Latifa Ibn Ziaten : Je suis particulièrement ravi que les choses évoluent. Et je souhaite vraiment que cela continue pour que l'on puisse partager les valeurs du vivre ensemble, le sens du respect et l'esprit de tolérance. Que l'on puisse promouvoir un esprit de paix et de fraternité entre les peuples, car mon engagement auprès de cette jeunesse est d’œuvrer à la mise en place d'un authentique dialogue interreligieux, c’est d’aller à la rencontre de ces jeunes. Pour cela, depuis maintenant trois ans, je vais dans les établissements scolaires, les universités, les centres sociaux, les associations, les maisons de quartier, les familles d’accueil et je veux plus particulièrement aider les mères seules qui sont de plus en plus nombreuses… Je me rends également en prison pour parler aux détenus.

Depuis les derniers attentats [de Paris, ndlr], j’ai multiplié mes déplacements pour témoigner auprès des jeunes, notamment ceux qui émettent le désir de partir en Syrie, ainsi qu’auprès de leurs parents. Pour sensibiliser les jeunes et moins jeunes, je commence à raconter un peu ma souffrance de mère, celle d’avoir perdu mon fils alors qu’il était un jeune homme heureux dans la vie, dans sa famille, dans son métier, fier d’être un militaire. Je parle ensuite de l’importance du vivre ensemble, de l’éducation, de la tolérance, du respect des valeurs républicaines, du respect de l’autre quelle que soit la différence : physique, morale, religieuse... Je souligne aux jeunes que leur avenir leur appartient, qu’il est entre leurs mains et qu’afin que cet avenir soit beau, ils doivent travailler dur, respecter l’école et leurs professeurs.

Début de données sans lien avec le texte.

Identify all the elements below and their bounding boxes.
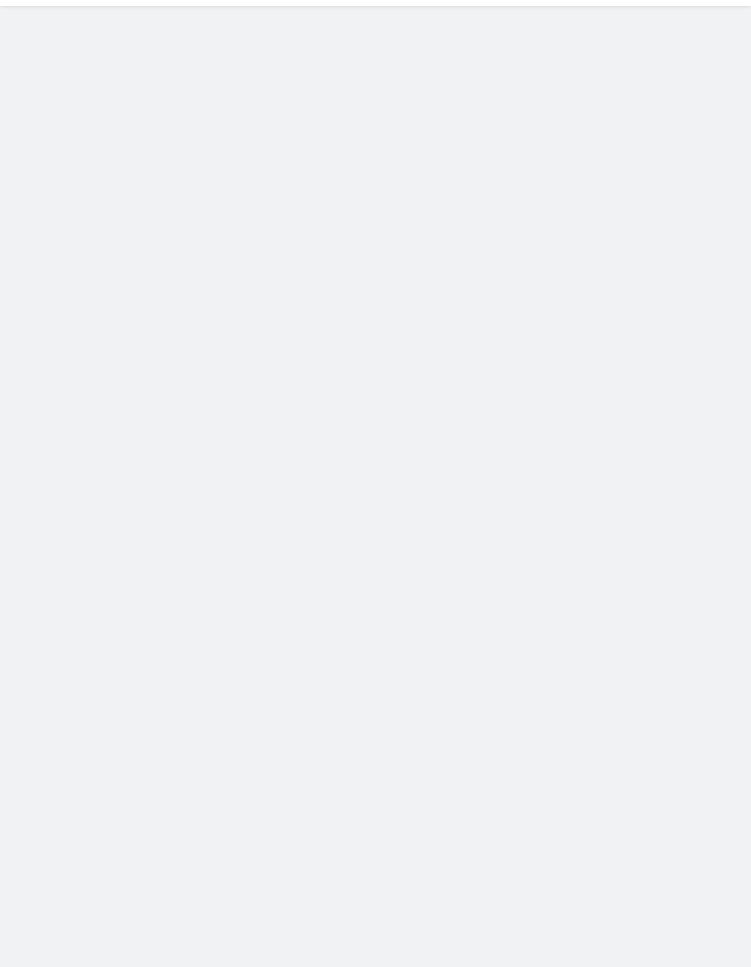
document-page	[0, 0, 751, 6]
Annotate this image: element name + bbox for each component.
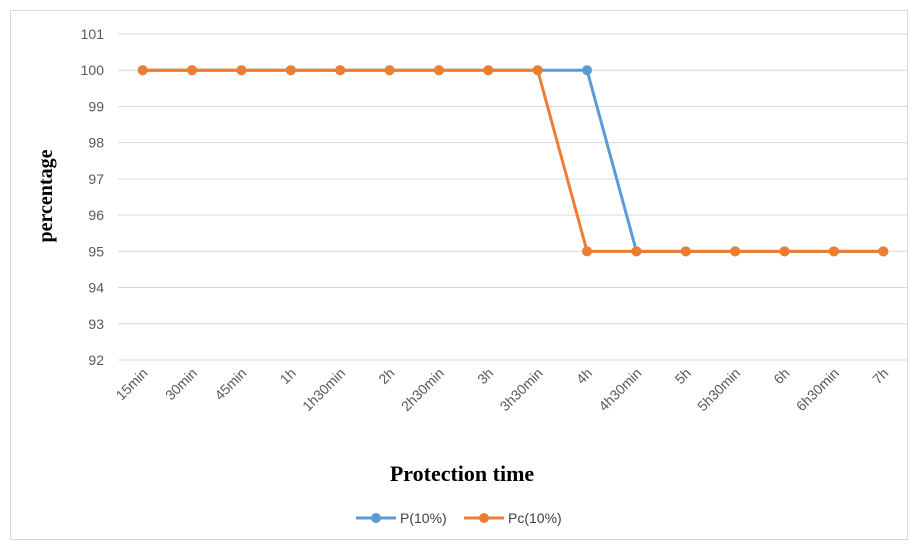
- legend: P(10%) Pc(10%): [356, 510, 562, 526]
- x-tick-label: 45min: [211, 365, 249, 403]
- series-2: [137, 65, 889, 257]
- legend-label: Pc(10%): [508, 510, 562, 526]
- y-tick-label: 97: [88, 171, 104, 187]
- data-point: [730, 246, 741, 257]
- series-layer: [137, 65, 889, 257]
- x-axis-ticks: 15min 30min 45min 1h 1h30min 2h 2h30min 3h 3h30m…: [113, 365, 892, 414]
- y-tick-label: 99: [88, 98, 104, 114]
- y-tick-label: 100: [81, 62, 105, 78]
- x-tick-label: 5h: [672, 365, 694, 387]
- data-point: [582, 65, 593, 76]
- series-line: [142, 68, 884, 253]
- data-point: [285, 65, 296, 76]
- x-tick-label: 5h30min: [694, 365, 743, 414]
- y-axis-title: percentage: [35, 149, 57, 242]
- legend-item: P(10%): [356, 510, 447, 526]
- x-tick-label: 1h: [277, 365, 299, 387]
- x-tick-label: 7h: [869, 365, 891, 387]
- series-line: [142, 68, 884, 253]
- y-tick-label: 93: [88, 316, 104, 332]
- gridlines: [118, 33, 908, 361]
- data-point: [680, 246, 691, 257]
- y-tick-label: 96: [88, 207, 104, 223]
- data-point: [335, 65, 346, 76]
- x-tick-label: 2h30min: [398, 365, 447, 414]
- legend-marker: [479, 513, 489, 523]
- y-tick-label: 98: [88, 135, 104, 151]
- y-axis-ticks: 92 93 94 95 96 97 98 99 100 101: [81, 26, 105, 368]
- data-point: [137, 65, 148, 76]
- y-tick-label: 101: [81, 26, 105, 42]
- x-tick-label: 1h30min: [299, 365, 348, 414]
- data-point: [384, 65, 395, 76]
- legend-label: P(10%): [400, 510, 447, 526]
- data-point: [236, 65, 247, 76]
- x-tick-label: 4h30min: [595, 365, 644, 414]
- data-point: [631, 246, 642, 257]
- data-point: [878, 246, 889, 257]
- x-tick-label: 30min: [162, 365, 200, 403]
- data-point: [187, 65, 198, 76]
- x-axis-title: Protection time: [390, 461, 535, 486]
- legend-item: Pc(10%): [464, 510, 562, 526]
- data-point: [532, 65, 543, 76]
- chart-frame: [10, 10, 908, 540]
- data-point: [483, 65, 494, 76]
- x-tick-label: 15min: [113, 365, 151, 403]
- y-tick-label: 94: [88, 280, 104, 296]
- data-point: [779, 246, 790, 257]
- y-tick-label: 92: [88, 352, 104, 368]
- x-tick-label: 2h: [375, 365, 397, 387]
- data-point: [582, 246, 593, 257]
- series-1: [137, 65, 889, 257]
- x-tick-label: 6h30min: [793, 365, 842, 414]
- x-tick-label: 6h: [770, 365, 792, 387]
- legend-marker: [371, 513, 381, 523]
- data-point: [828, 246, 839, 257]
- x-tick-label: 3h: [474, 365, 496, 387]
- x-tick-label: 4h: [573, 365, 595, 387]
- y-tick-label: 95: [88, 243, 104, 259]
- data-point: [433, 65, 444, 76]
- x-tick-label: 3h30min: [497, 365, 546, 414]
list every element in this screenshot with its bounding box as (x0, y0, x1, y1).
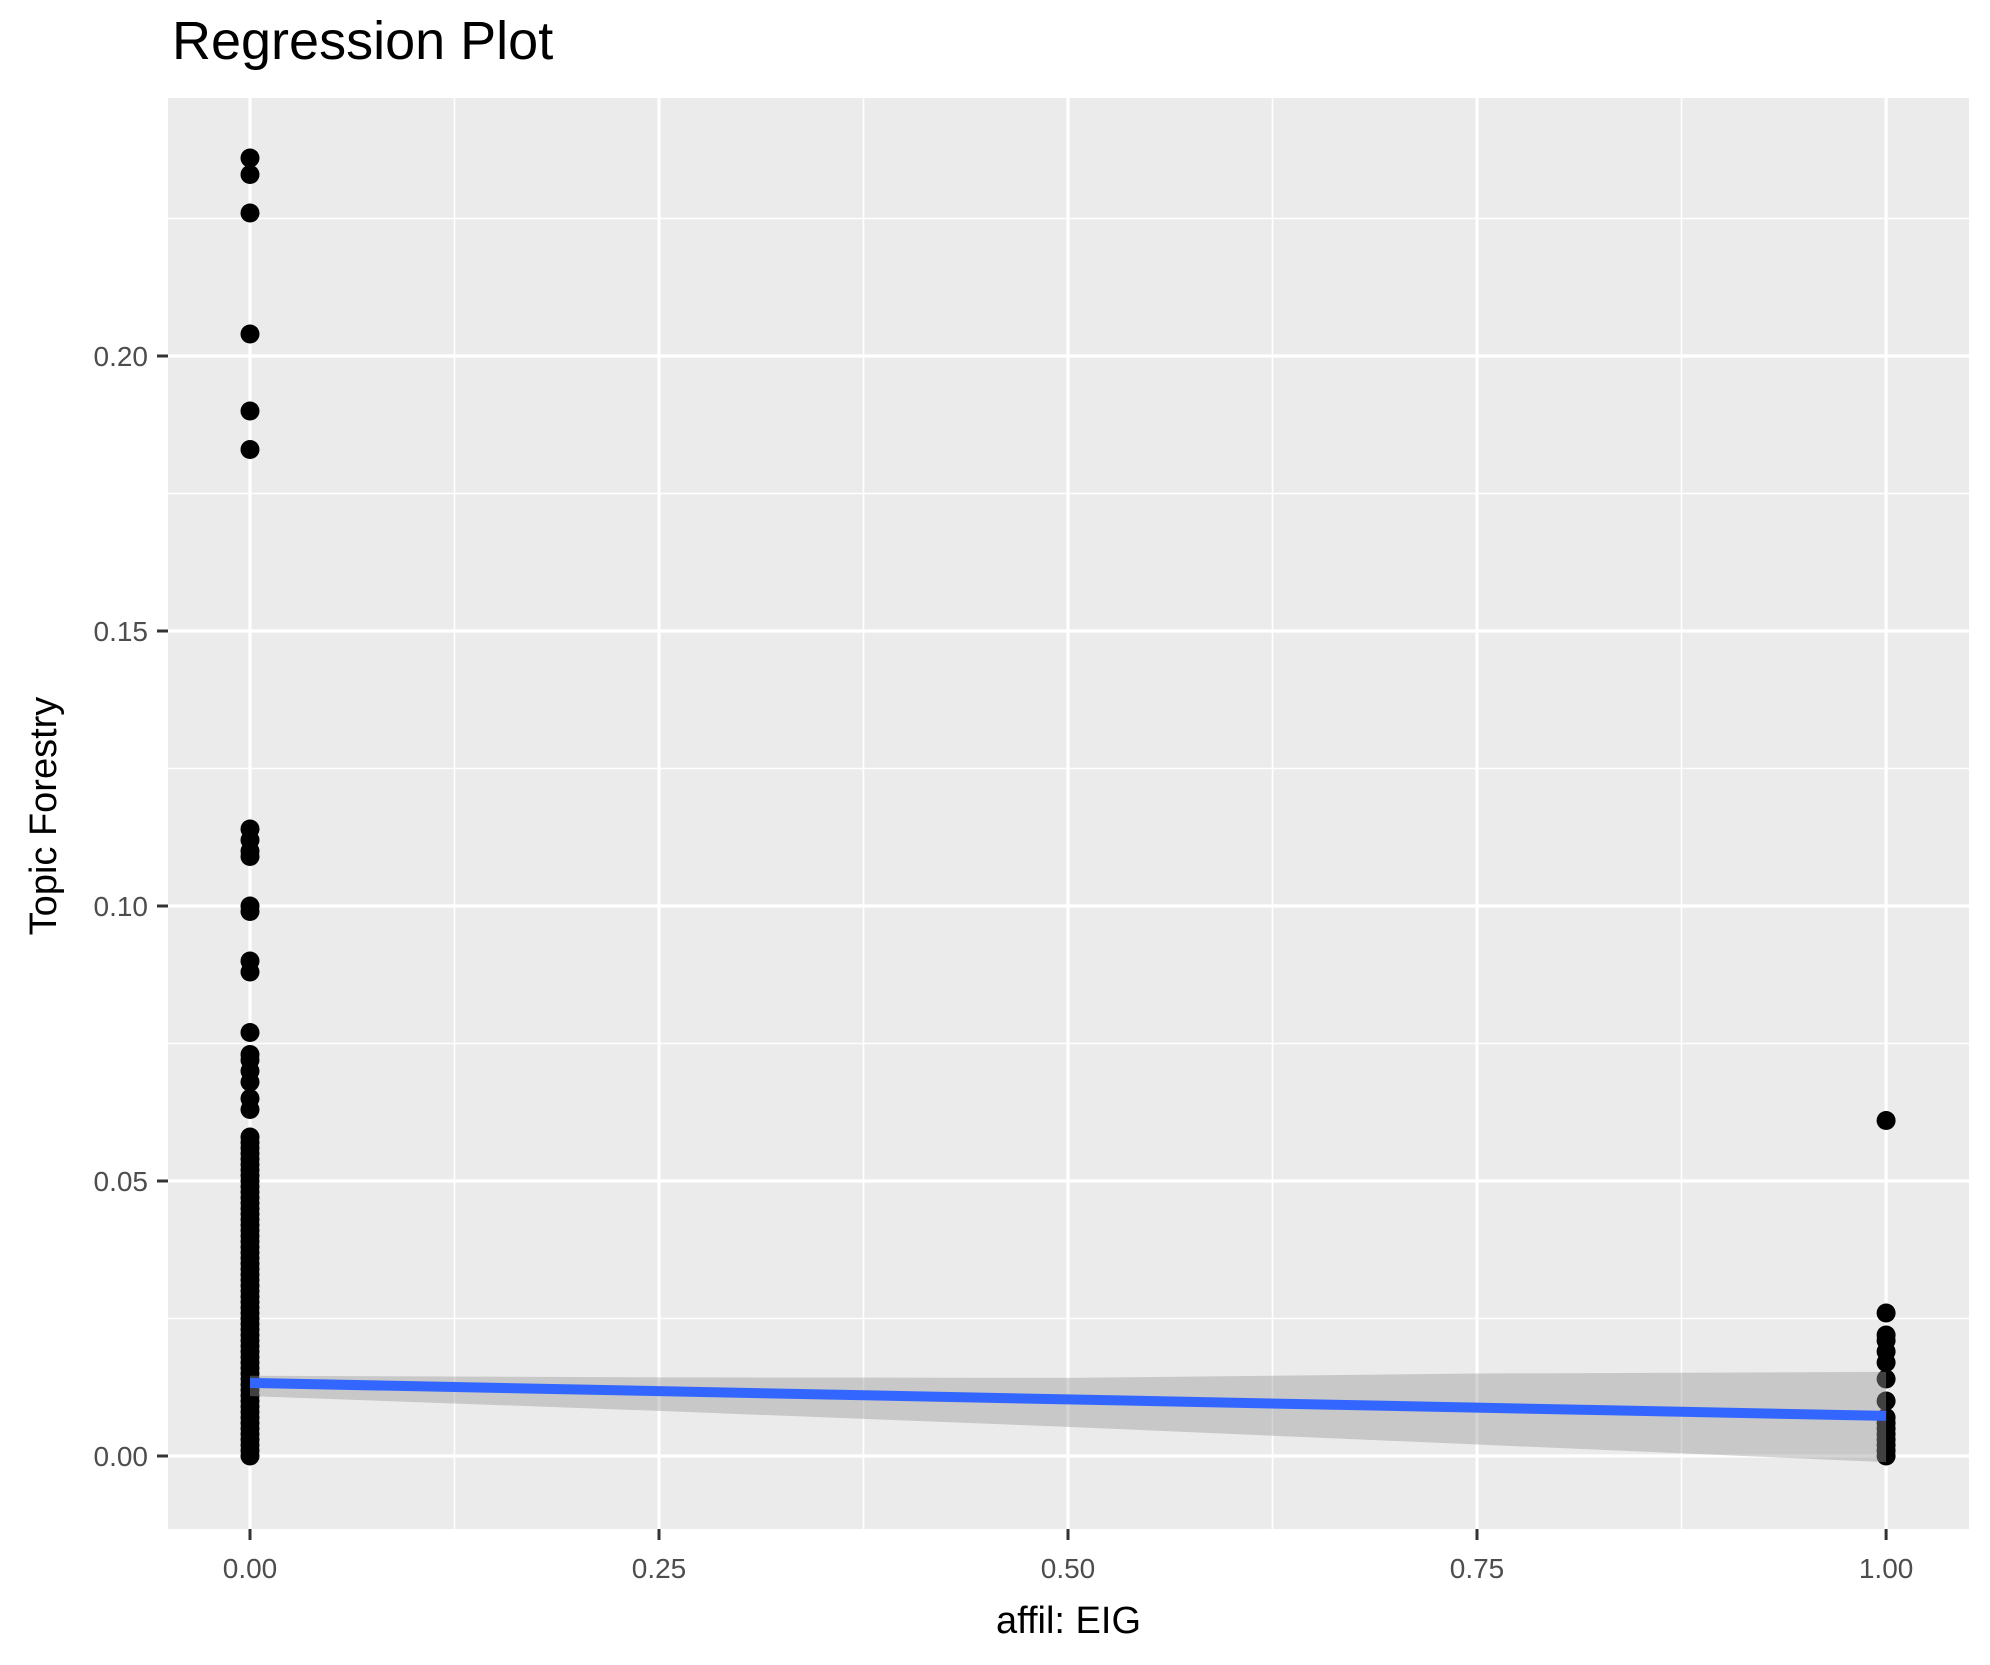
data-point (1876, 1391, 1896, 1411)
x-tick-label: 0.50 (1041, 1553, 1096, 1584)
data-point (240, 1072, 260, 1092)
data-point (240, 440, 260, 459)
data-point (240, 165, 260, 184)
data-point (240, 148, 260, 168)
data-point (1876, 1303, 1896, 1323)
regression-line (249, 1377, 1887, 1421)
data-point (1876, 1353, 1896, 1372)
y-tick-label: 0.10 (94, 891, 149, 922)
x-tick-label: 0.75 (1450, 1553, 1505, 1584)
data-point (240, 847, 260, 866)
y-tick-label: 0.05 (94, 1166, 149, 1197)
data-point (1876, 1446, 1896, 1466)
y-tick-label: 0.20 (94, 341, 149, 372)
data-point (1876, 1111, 1896, 1130)
x-axis-title: affil: EIG (995, 1600, 1142, 1642)
data-point (240, 962, 260, 982)
plot-title: Regression Plot (172, 11, 554, 71)
x-tick-label: 1.00 (1859, 1553, 1914, 1584)
data-point (240, 401, 260, 421)
data-point (1876, 1369, 1896, 1389)
data-point (240, 1023, 260, 1042)
y-tick-label: 0.00 (94, 1441, 149, 1472)
x-tick-label: 0.00 (223, 1553, 278, 1584)
data-point (240, 324, 260, 344)
data-point (240, 203, 260, 223)
y-tick-label: 0.15 (94, 616, 149, 647)
x-tick-label: 0.25 (632, 1553, 687, 1584)
data-point (240, 1446, 260, 1466)
data-point (240, 902, 260, 921)
y-axis-title: Topic Forestry (23, 696, 65, 936)
data-point (240, 1100, 260, 1119)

Vous organisez actuellement un voyage en Israël au profit d’une quinzaine d’élèves. Il aura lieu fin avril, mais le projet n’enthousiasme pas beaucoup au sein de la communauté musulmane, notamment les Marocains. D’aucuns y voient une manière de faire la promotion d’Israël et de légitimer la politique du gouvernement actuelle hostile aux Palestiniens. Qu’en dites-vous ?

Au contraire, je vois à travers ce voyage une chance pour notre jeunesse de s'enrichir en découvrant l'Autre dans sa particularité et sa différence.

Vous savez, mon fils qui était militaire est mort, tué par un terroriste [Mohammed Merah, ndlr] motivé par une cause ou une idéologie remplie de haine et de terreur. Ce terroriste a tué des soldats français musulmans et chrétiens qui soit disant tuaient ses frères palestiniens. Il a également tué des enfants juifs français estimant qu’ils tuaient ces palestiniens. Et ce terroriste considérait L'Autre comme un mécréant.

Je suis à l'opposé de cette idéologie haineuse car selon ma personne et le sacrifice de mon enfant, la vie humaine est sacrée et nous devons respecter notre humanité. Nous n'allons pas en Israël ou en Palestine pour des raisons politiques, mais pour des raisons humaines. Nous accompagnons des jeunes pour vivre une expérience humaine significative pour nous d'un message de paix. Nous allons extraire des jeunes lycéens de leurs repères quotidiens de quartier sensible, pour leur ouvrir l'esprit, afin d’acquérir de nouvelles connaissances d'un héritage culturel de civilisation qui malheureusement a causé - à travers notre histoire - de nombreuses victimes. C'est donc en toute humilité que nous irons en Israël et en Palestine pour rencontrer l'Autre et respecter sa culture malgré sa différence, mais aussi pour connaître la religion de l'autre. C'est la base du vivre ensemble. Ce voyage, cette évasion culturelle est pour nous une occasion unique de s'enrichir et de lutter contre l'ignorance de certains qui peuvent causer du tort, de la souffrance, de la peur aux nations pacifistes.

Pourquoi avoir choisi cette orientation ? Ne pensez vous pas par exemple qu’emmener les jeunes dans les camps de concentration où étaient exterminés les juifs auraient été plus marquant dans le cadre de la mission de l’association Imad, plutôt que de les emmener découvrir la culture israélienne en Israël ?

Le séjour éducatif sera l'occasion de montrer également les victimes de cette idéologie haineuse qu'est le nazisme. Notre objectif est de montrer à cette jeunesse la capacité que peut avoir l'homme à s'autodétruire jusqu'à en faire perdre toute dignité. Ce n'est pas dans un camp concentration où nous ferons le plus de rencontres. Il faut voyager, s'évader l'esprit, communiquer et échanger avec les Autres pour apprendre sur soi pas avec des murs.

D’autres déplacements de ce genre sont-ils prévus au cours de cette année ?

J'ai prévu d'autres voyages éducatifs au cours de l'année au Maroc et à Washington.